JF3 2025 Indonesia memperluas hubungan global, mendukung desainer generasi berikutnya
Festival mode terbesar di Indonesia menandai dekade ketiganya dengan tema baru, kemitraan global yang diperluas, dan fokus yang lebih kuat pada pembinaan desainer generasi berikutnya
Visi baru untuk mode Indonesia
Jakarta di bulan Juli bergerak dalam dua kecepatan: panasnya musim yang lambat dan laju kota yang semakin cepat bersiap untuk pertemuan mode paling ambisius tahun ini. Di koridor Summarecon Mall Kelapa Gading yang mengkilap, lampu sorot diuji, kain diuap, dan landasan pacu diukur hingga milimeter. JF3 Fashion Festival, yang kini memasuki dekade ketiganya, akan segera dimulai, dan tahun ini, taruhannya terasa berbeda.
Bertema Recrafted: Visi Baru, edisi 2025 mengajak para desainer untuk menafsirkan kembali tradisi sebagai fondasi inovasi, keberlanjutan, dan relevansi global. “Mode mencakup bahasa, warisan, etika, dan pengetahuan, dengan keahlian sebagai intinya. Agar tradisi tetap hidup, ia harus berevolusi,” kata Thresia Mareta, penasihat JF3 dan pendiri LAKON Indonesia.
Berlangsung di dua lokasi, JF3 2025 menampilkan 45 desainer dan merek, termasuk Howard Laurent, Adrie Basuki, Sofie, Hartono Gan, Ernesto Abram, dan LAKON Indonesia. Label kontemporer seperti Metamorph by Zack, Be Spoke, Brilianto, dan Future Loundry juga mempresentasikan koleksi.
BACA SELENGKAPNYA: Pria Berbusana Terbaik Jakarta telah memecahkan kodenya, inilah caranya
Memperluas jangkauan festival
Festival ini memperluas jejak globalnya dengan kemitraan internasional profil tinggi. Desainer Prancis Victor Clavelly, yang dikenal atas kolaborasinya dengan Rick Owens, Beyoncé, dan Katy Perry, meluncurkan proyek khusus dengan LAKON Indonesia. Desainer Prancis lainnya Solène Lescouët, Ornella Jude Ferrari, dan Louise Marcaud memamerkan koleksi bersama peserta ASEAN Fashion Designers Showcase dari Vietnam, Laos, dan Thailand. Korea Selatan bergabung untuk pertama kalinya dengan desainer Chung Hoon Choi, Lee Joon Bok, dan Baek Ju Hee.
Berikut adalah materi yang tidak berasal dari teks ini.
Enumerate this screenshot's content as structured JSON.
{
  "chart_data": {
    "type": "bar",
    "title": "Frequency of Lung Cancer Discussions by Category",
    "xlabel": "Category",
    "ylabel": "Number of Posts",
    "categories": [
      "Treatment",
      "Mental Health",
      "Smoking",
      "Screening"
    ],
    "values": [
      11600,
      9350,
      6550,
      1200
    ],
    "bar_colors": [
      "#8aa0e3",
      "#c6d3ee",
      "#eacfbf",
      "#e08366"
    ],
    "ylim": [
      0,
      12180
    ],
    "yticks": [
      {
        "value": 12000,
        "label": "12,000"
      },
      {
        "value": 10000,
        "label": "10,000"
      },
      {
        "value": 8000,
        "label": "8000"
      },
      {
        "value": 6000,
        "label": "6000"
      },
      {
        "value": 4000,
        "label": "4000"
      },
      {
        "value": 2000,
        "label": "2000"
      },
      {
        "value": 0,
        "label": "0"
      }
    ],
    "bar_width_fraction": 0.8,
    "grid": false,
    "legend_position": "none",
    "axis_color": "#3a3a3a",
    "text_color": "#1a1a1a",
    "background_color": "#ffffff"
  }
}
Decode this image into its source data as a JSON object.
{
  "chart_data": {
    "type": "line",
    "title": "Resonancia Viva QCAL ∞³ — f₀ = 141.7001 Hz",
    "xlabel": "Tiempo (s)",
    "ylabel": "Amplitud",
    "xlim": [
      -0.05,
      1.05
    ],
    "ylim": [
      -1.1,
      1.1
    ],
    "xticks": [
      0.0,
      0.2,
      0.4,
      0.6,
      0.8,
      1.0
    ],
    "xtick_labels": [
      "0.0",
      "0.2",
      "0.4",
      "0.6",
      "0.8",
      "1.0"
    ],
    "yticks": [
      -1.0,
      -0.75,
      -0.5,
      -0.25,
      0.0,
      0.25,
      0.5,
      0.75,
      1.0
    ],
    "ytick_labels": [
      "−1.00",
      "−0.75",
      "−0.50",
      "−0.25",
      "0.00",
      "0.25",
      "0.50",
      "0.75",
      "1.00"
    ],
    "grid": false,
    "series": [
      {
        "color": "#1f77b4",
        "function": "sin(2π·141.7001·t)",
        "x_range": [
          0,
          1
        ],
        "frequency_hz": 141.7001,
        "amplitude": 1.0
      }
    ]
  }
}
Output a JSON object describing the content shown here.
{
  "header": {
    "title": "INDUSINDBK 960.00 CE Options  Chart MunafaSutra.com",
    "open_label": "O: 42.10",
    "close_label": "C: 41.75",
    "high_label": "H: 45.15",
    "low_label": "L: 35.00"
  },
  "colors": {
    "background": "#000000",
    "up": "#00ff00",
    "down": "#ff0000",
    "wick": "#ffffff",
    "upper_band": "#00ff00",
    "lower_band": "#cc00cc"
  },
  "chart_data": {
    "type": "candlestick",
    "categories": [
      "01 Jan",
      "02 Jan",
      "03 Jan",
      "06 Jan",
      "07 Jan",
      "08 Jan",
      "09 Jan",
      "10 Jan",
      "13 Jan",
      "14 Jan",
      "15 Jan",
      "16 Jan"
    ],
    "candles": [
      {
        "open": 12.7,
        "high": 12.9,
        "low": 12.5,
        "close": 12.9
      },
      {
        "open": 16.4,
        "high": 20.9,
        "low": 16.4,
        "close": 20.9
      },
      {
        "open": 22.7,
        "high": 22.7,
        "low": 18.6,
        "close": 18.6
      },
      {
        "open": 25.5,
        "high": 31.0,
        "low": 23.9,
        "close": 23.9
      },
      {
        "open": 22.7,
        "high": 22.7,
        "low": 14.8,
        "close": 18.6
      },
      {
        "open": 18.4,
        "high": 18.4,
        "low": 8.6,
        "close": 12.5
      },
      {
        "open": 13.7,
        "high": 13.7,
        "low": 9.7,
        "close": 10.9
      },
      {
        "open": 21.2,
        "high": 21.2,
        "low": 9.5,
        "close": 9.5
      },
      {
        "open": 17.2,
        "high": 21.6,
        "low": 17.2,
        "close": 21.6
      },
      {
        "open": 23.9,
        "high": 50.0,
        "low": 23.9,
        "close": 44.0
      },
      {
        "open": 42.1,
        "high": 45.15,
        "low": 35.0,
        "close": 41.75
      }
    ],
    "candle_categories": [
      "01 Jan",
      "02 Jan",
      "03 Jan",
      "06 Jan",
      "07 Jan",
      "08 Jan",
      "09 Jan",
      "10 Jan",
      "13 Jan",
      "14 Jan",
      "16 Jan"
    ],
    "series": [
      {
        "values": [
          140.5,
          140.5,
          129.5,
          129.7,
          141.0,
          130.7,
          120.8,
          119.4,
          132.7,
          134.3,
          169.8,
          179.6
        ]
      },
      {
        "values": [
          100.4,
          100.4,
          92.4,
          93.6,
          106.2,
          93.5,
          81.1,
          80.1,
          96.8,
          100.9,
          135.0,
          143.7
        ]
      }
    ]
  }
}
Di luar panggung peragaan busana, JF3 terus berinvestasi dalam keberlanjutan jangka panjang industri. Niwasana oleh Fashion Village kembali ke Kelapa Gading, sementara Code Street oleh DRP Jakarta, sebuah festival streetwear dan budaya urban yang berasal dari Prancis, diselenggarakan di Serpong. Future Fashion Award yang baru diluncurkan memberikan pendanaan dan bimbingan kepada dua merek baru, sementara program Inkubator PINTU, di tahun keempatnya, terus mengembangkan talenta muda bekerja sama dengan Kedutaan Besar Prancis.
Fokus pada regenerasi
Menurut Ketua JF3 Soegianto Nagaria, dekade ketiga festival ini berfokus pada regenerasi industri. “Masa depan industri mode Indonesia berada di tangan kaum muda yang berani bermimpi, bereksperimen, dan melampaui batas,” katanya.
Diluncurkan pada tahun 2004, JF3 berkembang menjadi festival mode terbesar di Indonesia, didukung oleh pemerintah dan mitra industri. Dengan menggabungkan warisan budaya, kolaborasi internasional, dan pengembangan desainer, festival ini bertujuan untuk memperkuat posisi Indonesia dalam ekosistem mode global sambil membina generasi pemimpin kreatif berikutnya.